В первые же дни войны он был сбит. Выпрыгнул с горящего самолета на территории, занятой немцами, получил травму. Крестьяне подлечили его, переодели, он отпустил бороду и с палочкой в руках пробирался на восток — к «родственникам». Пробирался и наблюдал. Он многое видел…
— Я видел, — сказал нам Степаненко, — как под Кременчугом фашистский летчик с бреющего полета расстреливал поезд с детьми. На крыше каждого вагона алел огромный красный крест, но фашист пикировал на состав. Я видел древнюю старуху, которой до смерти, как говорится, два дня осталось. Фашисты вместе с другими стариками запрягли ее в упряжку и заставили волочить тяжелую пушку. Старуха умерла в упряжке. Но гитлеровцы не разрешили распрячь упряжку, и старые люди продолжали тащить орудие вместе с трупом…
Благородное ожесточение, лютая, священная ненависть к врагам овладели летчиком Степаненко. Всё виденное, всё пережитое настолько ожесточило доброго от природы советского летчика, что он летал громить врага, я бы сказал, с жадностью, летал без устали, как бы стремясь наверстать упущенное.
«Сквозь грозовые разряды, сквозь нескончаемую толщу облаков, — писал о нем военный корреспондент, — не раз неслась тяжелая машина гвардии старшего лейтенанта Николая Степаненко к Берлину, Бухаресту, Данцигу, Кенигсбергу. Под плоскостью проплывали города и села Украины — трижды любимой в разлуке родной земли. В тягостной тьме лежит далеко внизу земля Родины, и от этого одновременного ощущения ее близости и отчужденности сердце бьется горячее, мозг работает тревожнее, мысль становится яростней и острей».

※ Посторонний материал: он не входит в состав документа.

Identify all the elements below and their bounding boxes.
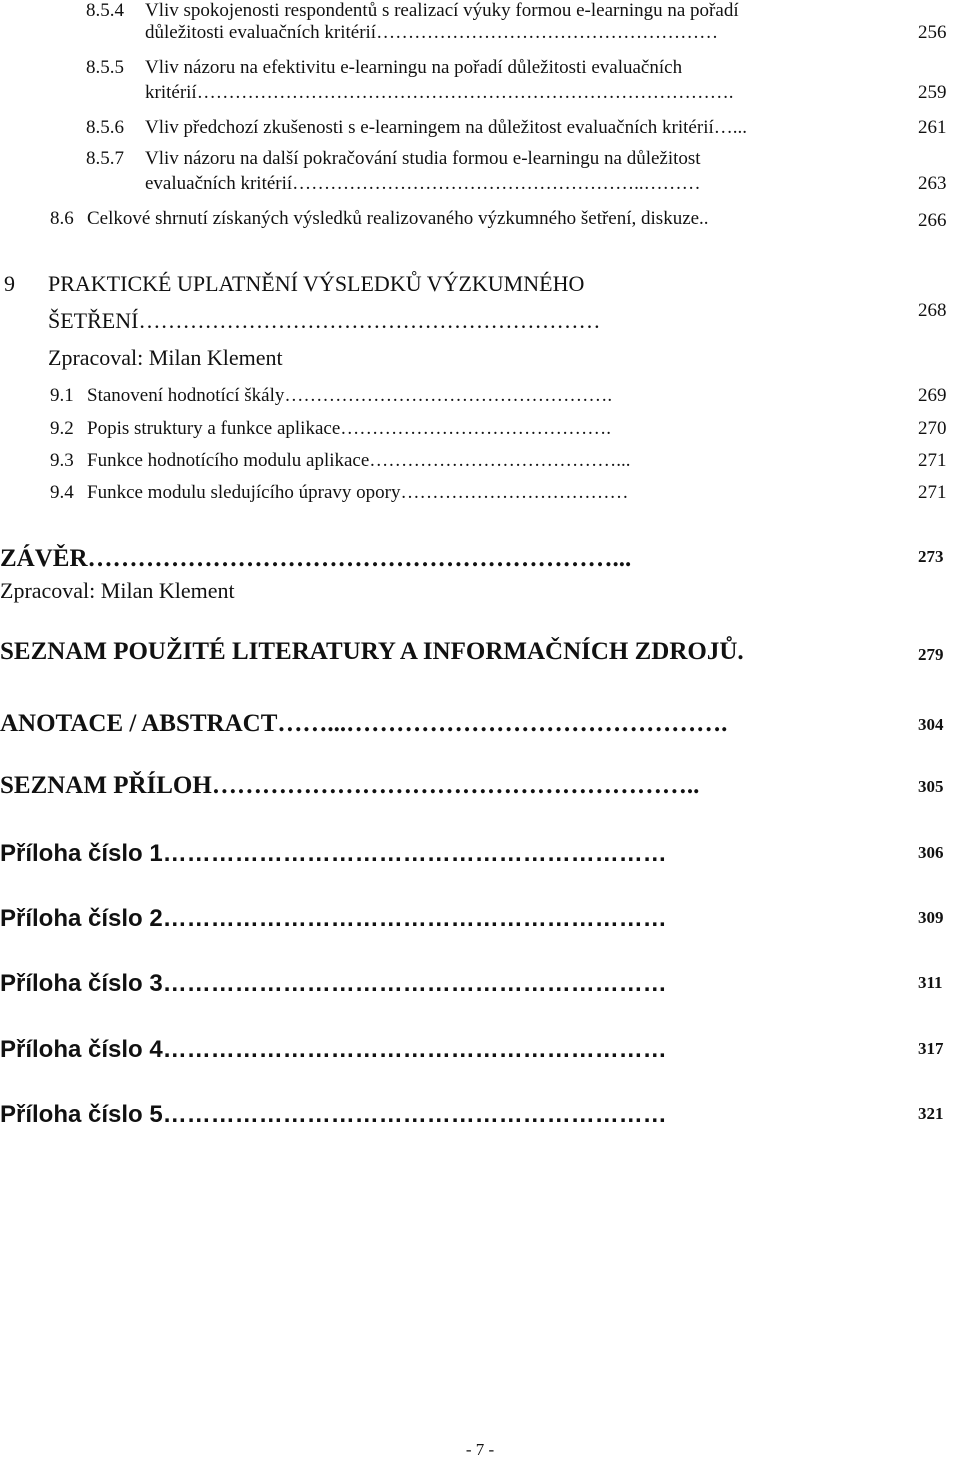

Типичный украинец, шутник и острослов, Степаненко пересыпал свою речь украинскими прибаутками. Там, где Степаненко, всегда оживленно, весело. И как приятный собеседник, и как бесстрашный воин, боевой летчик, он заслуженно пользовался большим авторитетом, глубоким уважением в нашей среде. В боевой работе он многих уже обогнал. Три боевых ордена украшали его грудь. За сотню боевых вылетов перевалило, а он, как говорится, не сбавлял темпы. И если его самолет бывал в ремонте, он садился на запасной и продолжал летать.
Так было и на сей раз. Экипаж прибыл на КП, а его самолет оказался неисправным. Другие летчики в таких случаях возвращались домой. На необлетанном самолете никто не решался летать. Степаненко не таков.

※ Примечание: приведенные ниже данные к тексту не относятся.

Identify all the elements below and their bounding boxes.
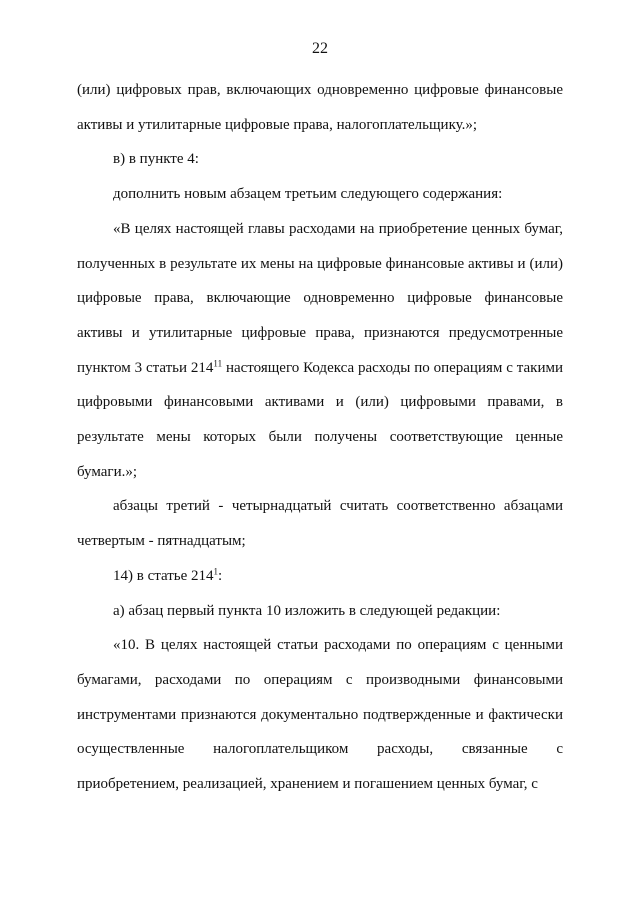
paragraph-2: в) в пункте 4: xyxy=(113,151,199,168)
paragraph-8-quote: «10. В целях настоящей статьи расходами по операциям с ценными бумагами, расходами по операциям с производными финансовыми инструментами признаются документально подтвержденные и фактически осуществленные налогоплательщиком расходы, связанные с приобретением, реализацией, хранением и погашением ценных бумаг, с xyxy=(77,637,563,793)
paragraph-7: а) абзац первый пункта 10 изложить в следующей редакции: xyxy=(113,602,501,619)
paragraph-6-text-before: 14) в статье 214 xyxy=(113,567,214,584)
paragraph-4-text-after: настоящего Кодекса расходы по операциям с такими цифровыми финансовыми активами и (или) цифровыми правами, в результате мены которых были получены соответствующие ценные бумаги.»; xyxy=(77,359,563,480)
paragraph-4-text-before: «В целях настоящей главы расходами на приобретение ценных бумаг, полученных в результате их мены на цифровые финансовые активы и (или) цифровые права, включающие одновременно цифровые финансовые активы и утилитарные цифровые права, признаются предусмотренные пунктом 3 статьи 214 xyxy=(77,220,563,376)
page-number: 22 xyxy=(312,40,328,57)
article-superscript: 11 xyxy=(213,358,223,369)
paragraph-5: абзацы третий - четырнадцатый считать соответственно абзацами четвертым - пятнадцатым; xyxy=(77,498,563,550)
paragraph-4-quote xyxy=(77,212,563,490)
paragraph-6-text-after: : xyxy=(218,567,223,584)
paragraph-3: дополнить новым абзацем третьим следующего содержания: xyxy=(113,186,503,203)
paragraph-6 xyxy=(77,559,563,594)
article-superscript: 1 xyxy=(213,566,219,577)
document-body xyxy=(77,73,563,802)
paragraph-1: (или) цифровых прав, включающих одновременно цифровые финансовые активы и утилитарные цифровые права, налогоплательщику.»; xyxy=(77,82,563,133)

— Есть какой-нибудь свободный самолет?
Свободный самолет был. Подвесили бомбы, и самолет пошел на взлет. Но на первом развороте резко обрывает левый мотор, самолет опустил нос и пошел к земле. Радист и стрелок, заметив неладное, быстро выбросились из машины и тут же раскрыли парашюты, которые за счет скорости наполнились воздухом и смягчили приземление. Оба приземлились без повреждений. Самолет врезался в землю и взорвался. Летчик Николай Степаненко и штурман Сергей Малов погибли. И тем тягостнее об этом вспоминать, что всё это произошло в какое-то мгновение и на наших глазах: мы сидели в самолетах, ожидая очередности взлета. Представляете, каково было нам взлетать после случившегося, горько сознавая, что верного боевого товарища, патриота, коммуниста, замечательного человека, с которым только что разговаривали на КП, уже не стало?
Высшую правительственную награду я получал в Кремле. Вручал награды заместитель Председателя Президиума Верховного Совета СССР О. В. Куусинен.

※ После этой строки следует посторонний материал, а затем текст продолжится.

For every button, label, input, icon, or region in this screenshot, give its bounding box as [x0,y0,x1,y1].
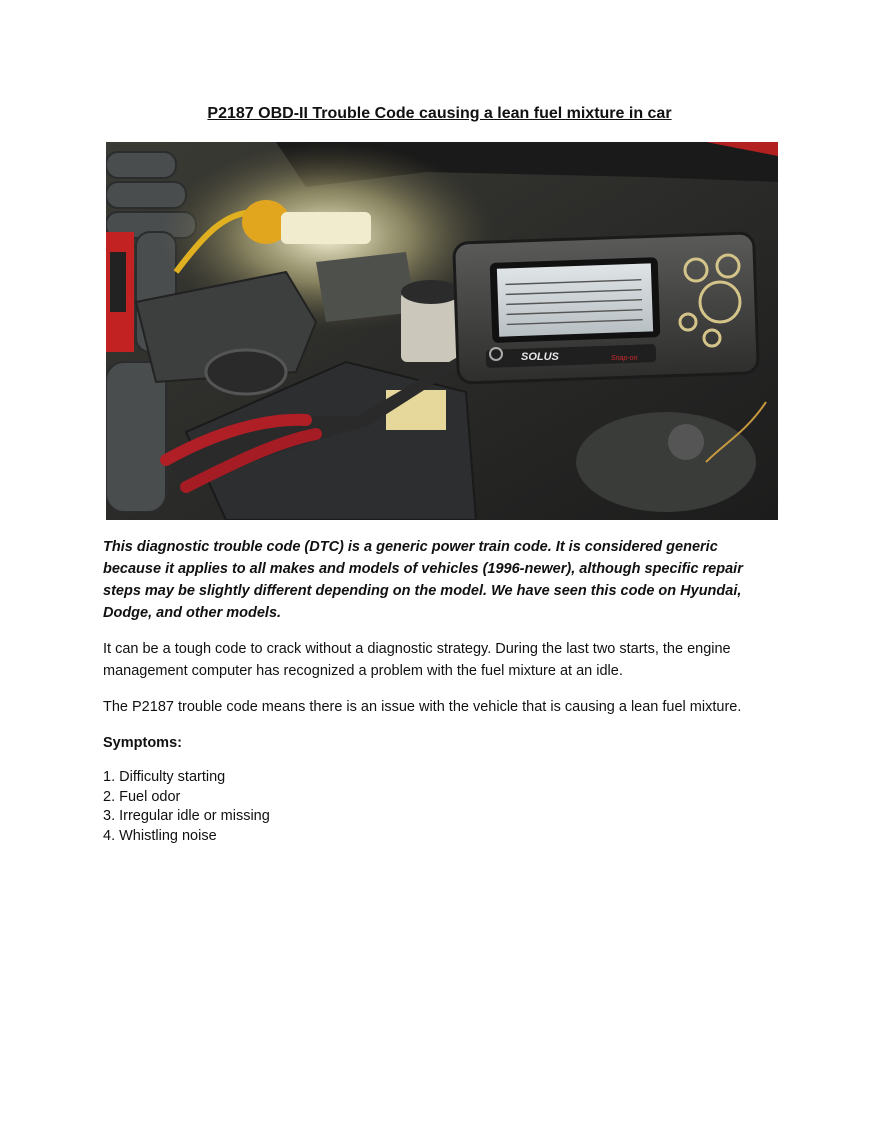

После вручения наград мы сфотографировались с товарищем Куусиненом.
Выйдя из Кремля и простившись с друзьями, я отправился домой. Хотелось побыть одному, разобраться в своих мыслях и чувствах.
Вездесущие любознательные мальчишки окружили меня почти у самого Кремля, рассматривая награды.
— Ребята, он прямо из Кремля, сами видели, как выходил! — кричали те, кто первыми окружили меня.
Они сопровождали меня до самого дома, расспрашивая о летчиках, о фронте, о боях. Наша процессия вызывала у встречных уважительные улыбки. И пришли на память те первые дни войны, когда — это было в начале июля 1941 года — в ожидании назначения я три дня пробыл в Москве. В каждом взгляде я, офицер, видел как бы упрек. Мне казалось, меня обвиняют в том, что я не уберег Родину от постигшего ее несчастья, не сумел остановить и отбросить врага. Мучительным испытанием было читать в каждом взгляде такие мысли, и я опустил глаза. Я желал тогда одного — поскорее уехать на фронт.
Конечно, теперь, как и тогда, каждый прохожий озабочен своими делами, и всё то, что мне казалось, было, вероятно, порождено моей фантазией, но шагать сегодня по Москве на виду у людей мне было куда приятнее, чем тогда. Шагать и размышлять.